Средняя – самая мощная – несет полифонический гул.

Самая близкая полоса со свистом проносит деревья, кусты, хаты; их вкорененность кажется чудом, ибо обрывки самых свежих воспоминаний, пытающихся закрепиться на этой полосе, мгновенно сносит глубинным, пока еще смутным напором памяти – туда, в среднюю полосу, – а они сопротивляются, топорщатся…

… Рядом с холодильником, почти целиком занимающим полутемный небольшой вход в квартиру, на полочке ютится телефонный аппарат – оба этих домашних предмета странно связаны в моем сознании с мгновенным ощущением мировых пространств и бедствий: звонок, вырвавший из сна, доносит в трубку обыденный голос матери жены из далекого Израиля в ночь войны Судного дня, перекрывая тысячекилометровые разрывы; и бытовые интонации мгновенно разрушают уже притиснувший нас к земле груз тревоги; открываю холодильник, в этот момент он начинает гудеть и трястись, но трясется что-то подозрительно долго, и вдруг осознаю: да ведь это землетрясение.
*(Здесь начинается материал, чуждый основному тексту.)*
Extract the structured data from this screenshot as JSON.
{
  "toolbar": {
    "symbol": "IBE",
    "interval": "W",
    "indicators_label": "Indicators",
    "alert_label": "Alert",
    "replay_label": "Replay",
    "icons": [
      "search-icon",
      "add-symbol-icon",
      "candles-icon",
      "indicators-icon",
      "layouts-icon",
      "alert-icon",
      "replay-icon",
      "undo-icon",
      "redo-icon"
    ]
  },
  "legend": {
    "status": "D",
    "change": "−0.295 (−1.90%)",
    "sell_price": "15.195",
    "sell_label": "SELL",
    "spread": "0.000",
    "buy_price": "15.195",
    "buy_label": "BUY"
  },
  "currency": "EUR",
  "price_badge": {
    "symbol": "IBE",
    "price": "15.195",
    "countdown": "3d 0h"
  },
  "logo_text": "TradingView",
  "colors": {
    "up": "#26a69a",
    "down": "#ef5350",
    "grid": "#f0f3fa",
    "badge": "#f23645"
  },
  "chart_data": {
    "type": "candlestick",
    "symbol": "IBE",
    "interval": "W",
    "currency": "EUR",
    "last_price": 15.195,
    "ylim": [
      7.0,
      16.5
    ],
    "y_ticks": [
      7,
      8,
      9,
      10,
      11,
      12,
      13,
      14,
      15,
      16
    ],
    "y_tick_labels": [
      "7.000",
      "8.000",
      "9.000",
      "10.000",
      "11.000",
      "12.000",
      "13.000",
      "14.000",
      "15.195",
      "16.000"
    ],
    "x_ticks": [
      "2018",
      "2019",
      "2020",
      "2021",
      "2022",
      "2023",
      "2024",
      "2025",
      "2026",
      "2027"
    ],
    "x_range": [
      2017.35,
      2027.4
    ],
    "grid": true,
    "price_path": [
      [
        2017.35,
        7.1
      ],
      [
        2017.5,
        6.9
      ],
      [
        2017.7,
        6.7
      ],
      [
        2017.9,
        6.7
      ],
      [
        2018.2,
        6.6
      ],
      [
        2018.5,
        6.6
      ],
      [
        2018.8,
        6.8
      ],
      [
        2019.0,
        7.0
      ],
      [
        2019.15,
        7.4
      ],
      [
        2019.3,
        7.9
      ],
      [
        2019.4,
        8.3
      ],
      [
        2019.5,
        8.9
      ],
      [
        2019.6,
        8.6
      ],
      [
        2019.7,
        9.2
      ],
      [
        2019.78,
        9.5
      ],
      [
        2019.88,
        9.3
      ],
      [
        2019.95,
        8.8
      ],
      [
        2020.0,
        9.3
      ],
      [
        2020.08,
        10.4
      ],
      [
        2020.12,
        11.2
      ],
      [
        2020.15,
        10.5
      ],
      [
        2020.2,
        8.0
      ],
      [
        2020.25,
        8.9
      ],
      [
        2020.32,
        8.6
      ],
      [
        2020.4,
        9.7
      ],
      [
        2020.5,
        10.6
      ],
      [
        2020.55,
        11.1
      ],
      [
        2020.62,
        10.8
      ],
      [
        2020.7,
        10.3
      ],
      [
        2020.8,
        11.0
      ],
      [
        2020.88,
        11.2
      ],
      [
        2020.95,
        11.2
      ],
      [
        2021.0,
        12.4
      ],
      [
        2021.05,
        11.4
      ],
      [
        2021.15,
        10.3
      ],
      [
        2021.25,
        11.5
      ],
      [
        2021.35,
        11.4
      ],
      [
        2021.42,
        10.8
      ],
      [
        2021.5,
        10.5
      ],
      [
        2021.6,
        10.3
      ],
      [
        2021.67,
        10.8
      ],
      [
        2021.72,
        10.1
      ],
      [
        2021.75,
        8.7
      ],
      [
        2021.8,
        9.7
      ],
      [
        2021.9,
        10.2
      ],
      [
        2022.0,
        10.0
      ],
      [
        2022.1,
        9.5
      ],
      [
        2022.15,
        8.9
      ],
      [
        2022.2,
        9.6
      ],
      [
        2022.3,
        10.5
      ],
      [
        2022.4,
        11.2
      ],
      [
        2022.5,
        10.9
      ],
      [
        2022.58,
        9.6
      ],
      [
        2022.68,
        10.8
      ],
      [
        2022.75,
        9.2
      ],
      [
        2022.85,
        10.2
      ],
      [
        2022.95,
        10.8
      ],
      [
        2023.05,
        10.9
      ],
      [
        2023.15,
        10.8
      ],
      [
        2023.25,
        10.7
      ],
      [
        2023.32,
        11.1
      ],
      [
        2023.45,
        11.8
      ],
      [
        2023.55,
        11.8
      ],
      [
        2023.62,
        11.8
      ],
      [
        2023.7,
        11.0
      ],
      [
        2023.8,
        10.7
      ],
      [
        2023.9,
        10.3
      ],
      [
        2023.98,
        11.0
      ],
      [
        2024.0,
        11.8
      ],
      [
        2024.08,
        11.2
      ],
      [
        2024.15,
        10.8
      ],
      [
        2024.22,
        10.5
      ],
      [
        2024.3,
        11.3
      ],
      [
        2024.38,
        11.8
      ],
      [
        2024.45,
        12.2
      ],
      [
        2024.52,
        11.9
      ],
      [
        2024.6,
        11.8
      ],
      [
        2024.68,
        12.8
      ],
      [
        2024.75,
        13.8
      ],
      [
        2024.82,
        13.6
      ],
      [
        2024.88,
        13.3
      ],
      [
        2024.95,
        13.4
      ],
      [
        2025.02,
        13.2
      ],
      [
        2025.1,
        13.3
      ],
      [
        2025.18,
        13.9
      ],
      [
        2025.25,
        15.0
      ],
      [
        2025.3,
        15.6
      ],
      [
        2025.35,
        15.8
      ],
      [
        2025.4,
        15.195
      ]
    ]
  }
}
Прочный каменный дом вдруг ощущает всеми своими этажами собственную утлость, черный гул заполняет все вокруг, все не стоит ломанного гроша, лишь – дочь на руки – и в проем дверей, жена вытаскивает сопротивляющегося сына с кровати, другой рукой прижимая к себе портфель с документами на выезд; на мгновение гаснет свет, вбрасывая в сознание, как огненных коней в обмороке, острое ощущение беспомощности и разобщенности; свет зажигается, толчков нет, как и не было, на экране телевизора продолжается фигурное катание, только истерические крики бегущих с верхних этажей и огромная трещина по верху внутренней стены, словно черта, в этот март семьдесят седьмого подводящая итог сорока трех лет моей жизни, подтверждают, что бедствие все же произошло…

Письма, звонки, стуки в дверь…

Не очень-то помня адрес места, где жили во время войны, наобум посылаю письмо: необходима справка о смерти отца. Получаю ответ, клочок справки, и не верю: где-то что-то фиксируется, ничто не пропадает: в этот миг, когда рассматриваю справку с именем отца, начертанным чужой рукой, нелепую и щемящую сердце весточку из прошлого, замытого, почти потустороннего мира, раздается звонок: доброжелатель спрашивает, не подал ли я еще документы на выезд, по секрету сообщает, что в эти часы в типографии переполох: вызвали критика, автора книги о писателях, велели тут же, не отходя от типографской кассы с буквами, заменить статью обо мне любым другим материалом.

Рог судьбы в нашем веке заменили сверлящие душу телефонные звонки.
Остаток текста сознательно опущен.